Funded by: Center for Medicinal Cannabis Research (725409)
Role: Principal Investigator
Chronic pain is a significant public health burden for which there are few effective treatments lacking adverse effects that limit their long-term use. Anorexia frequently co-occurs with pain; severity of appetite impairment is positively associated with pain intensity. Cannabigerol (CBG) is a minor cannabinoid that, in laboratory animals, lacks the psychoactive side effects of THC. Preclinical studies point to CBG’s potential pain-relieving and appetite stimulating effects but these findings have yet to be translated to humans. Understanding if CBG has analgesic and appetite-stimulating properties alone or in combination with THC is fundamental to developing novel cannabinoid-based therapeutics for these indications. At a time when pharmacotherapeutic strategies to decrease reliance on opioids for pain relief are desperately needed and novel orexigenic agents are warranted, probing the analgesic and appetite stimulating effects of CBG and its potential THC-sparing effects is of significant interest. The proposed double-blind, placebo-controlled study will be the first to assess the dose-dependent analgesic, appetite-stimulating, and adverse effects of CBG alone and in combination with THC in volunteers.
Funded by: California Highway Patrol (20C066000)

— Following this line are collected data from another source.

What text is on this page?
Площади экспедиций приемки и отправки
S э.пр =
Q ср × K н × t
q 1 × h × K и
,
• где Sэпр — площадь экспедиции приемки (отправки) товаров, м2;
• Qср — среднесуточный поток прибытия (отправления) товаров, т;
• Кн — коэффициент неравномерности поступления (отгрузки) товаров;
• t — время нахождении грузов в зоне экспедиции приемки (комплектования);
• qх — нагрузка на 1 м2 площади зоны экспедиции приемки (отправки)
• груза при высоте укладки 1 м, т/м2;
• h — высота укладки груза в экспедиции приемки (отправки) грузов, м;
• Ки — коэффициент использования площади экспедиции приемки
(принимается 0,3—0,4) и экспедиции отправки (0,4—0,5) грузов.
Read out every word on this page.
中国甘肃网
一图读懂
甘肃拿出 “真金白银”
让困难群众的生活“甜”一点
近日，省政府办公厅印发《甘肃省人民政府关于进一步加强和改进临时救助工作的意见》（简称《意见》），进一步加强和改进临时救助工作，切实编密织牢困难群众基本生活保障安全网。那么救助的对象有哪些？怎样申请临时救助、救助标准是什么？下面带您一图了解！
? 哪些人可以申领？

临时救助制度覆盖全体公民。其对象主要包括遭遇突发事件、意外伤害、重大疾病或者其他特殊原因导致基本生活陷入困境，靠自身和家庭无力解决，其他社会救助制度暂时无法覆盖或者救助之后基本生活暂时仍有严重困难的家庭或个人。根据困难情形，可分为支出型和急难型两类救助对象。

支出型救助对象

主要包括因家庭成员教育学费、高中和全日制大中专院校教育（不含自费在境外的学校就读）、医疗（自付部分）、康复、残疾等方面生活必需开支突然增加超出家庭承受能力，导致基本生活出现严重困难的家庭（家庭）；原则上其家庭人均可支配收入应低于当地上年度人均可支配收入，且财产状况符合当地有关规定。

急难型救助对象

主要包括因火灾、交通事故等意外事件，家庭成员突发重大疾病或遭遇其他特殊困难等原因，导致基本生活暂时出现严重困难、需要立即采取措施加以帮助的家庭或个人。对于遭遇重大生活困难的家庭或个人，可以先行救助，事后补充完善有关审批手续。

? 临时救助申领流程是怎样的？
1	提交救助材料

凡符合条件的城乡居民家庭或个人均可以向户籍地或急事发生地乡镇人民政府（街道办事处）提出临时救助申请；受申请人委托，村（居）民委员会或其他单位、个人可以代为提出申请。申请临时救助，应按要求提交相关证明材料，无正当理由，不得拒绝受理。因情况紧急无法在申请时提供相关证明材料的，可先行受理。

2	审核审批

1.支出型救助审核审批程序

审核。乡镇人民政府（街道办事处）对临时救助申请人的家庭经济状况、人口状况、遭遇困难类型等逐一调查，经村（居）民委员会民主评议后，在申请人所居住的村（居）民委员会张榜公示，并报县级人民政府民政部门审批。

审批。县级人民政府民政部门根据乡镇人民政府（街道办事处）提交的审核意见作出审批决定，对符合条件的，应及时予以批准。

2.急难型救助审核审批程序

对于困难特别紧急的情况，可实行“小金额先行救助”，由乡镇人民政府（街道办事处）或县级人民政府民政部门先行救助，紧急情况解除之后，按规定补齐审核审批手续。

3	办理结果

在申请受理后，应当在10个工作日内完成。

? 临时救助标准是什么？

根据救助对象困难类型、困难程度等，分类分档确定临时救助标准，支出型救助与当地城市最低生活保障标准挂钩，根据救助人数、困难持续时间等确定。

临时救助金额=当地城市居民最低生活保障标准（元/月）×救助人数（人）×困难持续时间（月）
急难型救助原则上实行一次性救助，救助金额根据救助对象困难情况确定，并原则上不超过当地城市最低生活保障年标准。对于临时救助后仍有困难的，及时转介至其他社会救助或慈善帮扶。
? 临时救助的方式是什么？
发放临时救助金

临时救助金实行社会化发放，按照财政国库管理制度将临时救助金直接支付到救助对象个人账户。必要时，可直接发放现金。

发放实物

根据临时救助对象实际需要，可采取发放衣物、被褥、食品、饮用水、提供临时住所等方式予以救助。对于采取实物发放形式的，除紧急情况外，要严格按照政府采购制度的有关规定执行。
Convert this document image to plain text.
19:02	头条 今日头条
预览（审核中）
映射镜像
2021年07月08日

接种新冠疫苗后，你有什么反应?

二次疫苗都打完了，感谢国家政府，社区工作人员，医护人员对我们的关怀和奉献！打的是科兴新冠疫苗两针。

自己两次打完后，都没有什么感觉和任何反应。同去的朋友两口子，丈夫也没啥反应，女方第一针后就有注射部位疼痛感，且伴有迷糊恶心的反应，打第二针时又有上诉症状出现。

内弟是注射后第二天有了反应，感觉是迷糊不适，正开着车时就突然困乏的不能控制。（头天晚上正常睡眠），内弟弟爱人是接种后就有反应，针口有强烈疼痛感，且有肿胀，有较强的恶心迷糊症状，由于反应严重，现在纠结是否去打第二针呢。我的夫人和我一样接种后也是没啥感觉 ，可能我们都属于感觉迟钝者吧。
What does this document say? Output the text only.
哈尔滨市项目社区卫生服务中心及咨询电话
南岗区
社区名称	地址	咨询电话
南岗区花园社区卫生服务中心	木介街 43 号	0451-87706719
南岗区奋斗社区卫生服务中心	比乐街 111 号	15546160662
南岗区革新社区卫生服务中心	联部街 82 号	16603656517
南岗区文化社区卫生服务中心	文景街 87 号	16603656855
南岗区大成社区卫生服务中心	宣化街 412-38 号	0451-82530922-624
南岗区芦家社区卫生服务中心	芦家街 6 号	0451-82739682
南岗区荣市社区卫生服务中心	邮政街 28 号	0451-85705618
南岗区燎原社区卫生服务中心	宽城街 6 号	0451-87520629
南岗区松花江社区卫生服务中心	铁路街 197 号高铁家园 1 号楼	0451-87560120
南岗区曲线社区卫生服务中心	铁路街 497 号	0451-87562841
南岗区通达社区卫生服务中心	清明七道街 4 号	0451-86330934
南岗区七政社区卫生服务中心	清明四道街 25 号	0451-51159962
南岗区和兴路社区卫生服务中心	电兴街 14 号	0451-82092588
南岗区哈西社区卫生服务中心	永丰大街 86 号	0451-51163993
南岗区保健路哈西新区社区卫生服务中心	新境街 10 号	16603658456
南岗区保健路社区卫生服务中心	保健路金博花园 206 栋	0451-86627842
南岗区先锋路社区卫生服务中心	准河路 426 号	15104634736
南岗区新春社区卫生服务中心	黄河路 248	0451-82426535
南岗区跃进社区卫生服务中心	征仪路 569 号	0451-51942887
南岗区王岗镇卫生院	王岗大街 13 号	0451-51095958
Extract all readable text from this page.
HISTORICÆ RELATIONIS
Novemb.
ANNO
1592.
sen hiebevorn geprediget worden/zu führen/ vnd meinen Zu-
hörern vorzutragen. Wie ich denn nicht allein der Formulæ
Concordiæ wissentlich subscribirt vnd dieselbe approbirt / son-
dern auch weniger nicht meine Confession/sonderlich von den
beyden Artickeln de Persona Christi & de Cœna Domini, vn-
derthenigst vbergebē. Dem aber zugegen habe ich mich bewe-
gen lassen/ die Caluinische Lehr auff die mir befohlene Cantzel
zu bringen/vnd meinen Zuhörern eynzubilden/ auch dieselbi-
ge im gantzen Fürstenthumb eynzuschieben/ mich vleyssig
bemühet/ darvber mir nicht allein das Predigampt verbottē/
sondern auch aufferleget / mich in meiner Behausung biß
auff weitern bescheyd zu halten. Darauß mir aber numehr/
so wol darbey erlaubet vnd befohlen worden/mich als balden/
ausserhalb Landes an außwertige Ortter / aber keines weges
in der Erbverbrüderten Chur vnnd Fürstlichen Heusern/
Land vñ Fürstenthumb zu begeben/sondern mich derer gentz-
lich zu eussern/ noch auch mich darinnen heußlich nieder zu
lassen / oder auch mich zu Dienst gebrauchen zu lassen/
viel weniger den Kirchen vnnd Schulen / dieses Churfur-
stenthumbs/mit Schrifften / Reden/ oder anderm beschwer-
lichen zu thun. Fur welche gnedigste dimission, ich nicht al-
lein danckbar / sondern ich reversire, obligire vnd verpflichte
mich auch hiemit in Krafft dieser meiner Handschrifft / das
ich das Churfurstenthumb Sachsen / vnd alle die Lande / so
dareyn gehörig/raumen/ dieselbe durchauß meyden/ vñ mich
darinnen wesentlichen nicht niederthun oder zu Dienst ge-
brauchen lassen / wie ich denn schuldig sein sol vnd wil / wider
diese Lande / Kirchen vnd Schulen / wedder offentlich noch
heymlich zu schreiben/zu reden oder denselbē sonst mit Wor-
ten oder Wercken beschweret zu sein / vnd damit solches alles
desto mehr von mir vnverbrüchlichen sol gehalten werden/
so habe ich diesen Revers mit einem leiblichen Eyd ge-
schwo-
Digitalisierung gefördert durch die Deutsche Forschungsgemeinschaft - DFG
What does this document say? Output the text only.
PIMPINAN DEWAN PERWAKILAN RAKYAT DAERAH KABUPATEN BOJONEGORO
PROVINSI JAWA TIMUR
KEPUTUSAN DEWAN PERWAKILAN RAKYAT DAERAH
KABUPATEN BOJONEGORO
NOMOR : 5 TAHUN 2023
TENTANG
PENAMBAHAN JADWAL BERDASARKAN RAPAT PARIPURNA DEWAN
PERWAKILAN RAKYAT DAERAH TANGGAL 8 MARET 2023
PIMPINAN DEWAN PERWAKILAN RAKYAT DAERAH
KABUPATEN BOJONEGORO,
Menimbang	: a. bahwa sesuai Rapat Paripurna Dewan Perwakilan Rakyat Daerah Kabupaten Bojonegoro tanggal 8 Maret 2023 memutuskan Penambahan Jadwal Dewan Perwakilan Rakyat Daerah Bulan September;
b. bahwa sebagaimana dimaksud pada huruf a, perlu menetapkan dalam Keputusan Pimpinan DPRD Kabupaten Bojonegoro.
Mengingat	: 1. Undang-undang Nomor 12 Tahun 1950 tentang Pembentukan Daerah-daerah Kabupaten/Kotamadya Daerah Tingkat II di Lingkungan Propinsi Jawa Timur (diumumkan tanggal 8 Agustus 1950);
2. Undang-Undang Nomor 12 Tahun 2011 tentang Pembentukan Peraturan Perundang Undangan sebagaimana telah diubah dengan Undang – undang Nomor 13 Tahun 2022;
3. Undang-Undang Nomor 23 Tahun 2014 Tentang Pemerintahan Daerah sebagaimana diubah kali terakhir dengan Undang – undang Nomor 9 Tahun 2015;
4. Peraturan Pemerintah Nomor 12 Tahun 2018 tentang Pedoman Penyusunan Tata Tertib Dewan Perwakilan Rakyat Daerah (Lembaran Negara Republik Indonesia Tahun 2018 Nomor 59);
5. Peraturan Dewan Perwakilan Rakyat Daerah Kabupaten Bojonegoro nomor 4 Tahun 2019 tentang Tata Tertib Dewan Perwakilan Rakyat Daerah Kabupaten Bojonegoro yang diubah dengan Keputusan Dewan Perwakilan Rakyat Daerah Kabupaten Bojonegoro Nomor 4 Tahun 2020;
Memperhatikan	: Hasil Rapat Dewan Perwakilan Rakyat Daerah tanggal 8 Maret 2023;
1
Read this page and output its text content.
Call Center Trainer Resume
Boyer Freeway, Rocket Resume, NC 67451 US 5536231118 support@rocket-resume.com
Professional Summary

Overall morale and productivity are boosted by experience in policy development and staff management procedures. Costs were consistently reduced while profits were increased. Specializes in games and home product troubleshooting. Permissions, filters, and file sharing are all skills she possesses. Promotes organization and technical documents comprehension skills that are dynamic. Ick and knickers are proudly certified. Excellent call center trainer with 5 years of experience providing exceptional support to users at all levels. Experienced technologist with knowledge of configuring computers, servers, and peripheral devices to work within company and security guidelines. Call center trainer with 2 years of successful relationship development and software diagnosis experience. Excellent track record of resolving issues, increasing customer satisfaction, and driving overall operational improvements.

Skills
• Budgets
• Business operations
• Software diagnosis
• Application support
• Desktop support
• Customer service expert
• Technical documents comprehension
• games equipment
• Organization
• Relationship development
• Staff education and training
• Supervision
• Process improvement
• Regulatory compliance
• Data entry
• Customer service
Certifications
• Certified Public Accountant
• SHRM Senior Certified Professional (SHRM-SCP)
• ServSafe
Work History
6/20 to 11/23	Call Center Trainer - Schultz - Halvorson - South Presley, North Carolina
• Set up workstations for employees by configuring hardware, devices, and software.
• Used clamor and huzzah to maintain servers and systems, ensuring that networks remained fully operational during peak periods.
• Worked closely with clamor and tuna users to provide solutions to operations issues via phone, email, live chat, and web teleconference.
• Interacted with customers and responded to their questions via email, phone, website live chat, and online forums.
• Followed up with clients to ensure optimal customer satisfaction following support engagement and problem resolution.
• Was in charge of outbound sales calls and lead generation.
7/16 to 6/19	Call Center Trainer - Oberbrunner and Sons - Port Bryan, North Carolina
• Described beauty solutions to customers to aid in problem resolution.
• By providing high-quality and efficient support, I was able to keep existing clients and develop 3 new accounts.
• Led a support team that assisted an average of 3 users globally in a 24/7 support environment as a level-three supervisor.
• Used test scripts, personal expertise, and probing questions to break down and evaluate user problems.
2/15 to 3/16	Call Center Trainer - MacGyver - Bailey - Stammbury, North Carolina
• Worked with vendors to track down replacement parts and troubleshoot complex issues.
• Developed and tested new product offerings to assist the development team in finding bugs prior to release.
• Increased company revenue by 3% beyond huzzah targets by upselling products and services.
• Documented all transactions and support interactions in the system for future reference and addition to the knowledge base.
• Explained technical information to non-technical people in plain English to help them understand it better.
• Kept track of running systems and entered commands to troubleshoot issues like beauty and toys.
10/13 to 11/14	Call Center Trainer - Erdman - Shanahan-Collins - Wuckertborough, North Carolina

Role: Principal Investigator
This study will assess the sensitivity, specificity, and accuracy of three point-of-collection oral fluid testing devices developed to detect recent cannabis use. These devices test oral fluid for delta-9-tetrahydrocananbinol (THC), the primary psychoactive component of cannabis. Performance of these devices will be determined by liquid chromatography-tandem mass spectrometry (LC–MS/MS) quantitative analysis of THC in oral fluid. The investigation consists of two double-blind placebo-controlled studies; the first will test the devices in response to smoked cannabis (with and without THC) and the second will test the devices in response to oral THC (or placebo) administration. Performance of the testing devices will be ascertained at several time points after drug administration through comparison of LC-MS/MS quantitative analyses; blood levels of THC and metabolites will be measured in parallel. The impact of smoked cannabis and oral THC on subjective ratings of intoxication and impairment as well as performance on neurocognitive tasks associated with impaired driving will also be ascertained.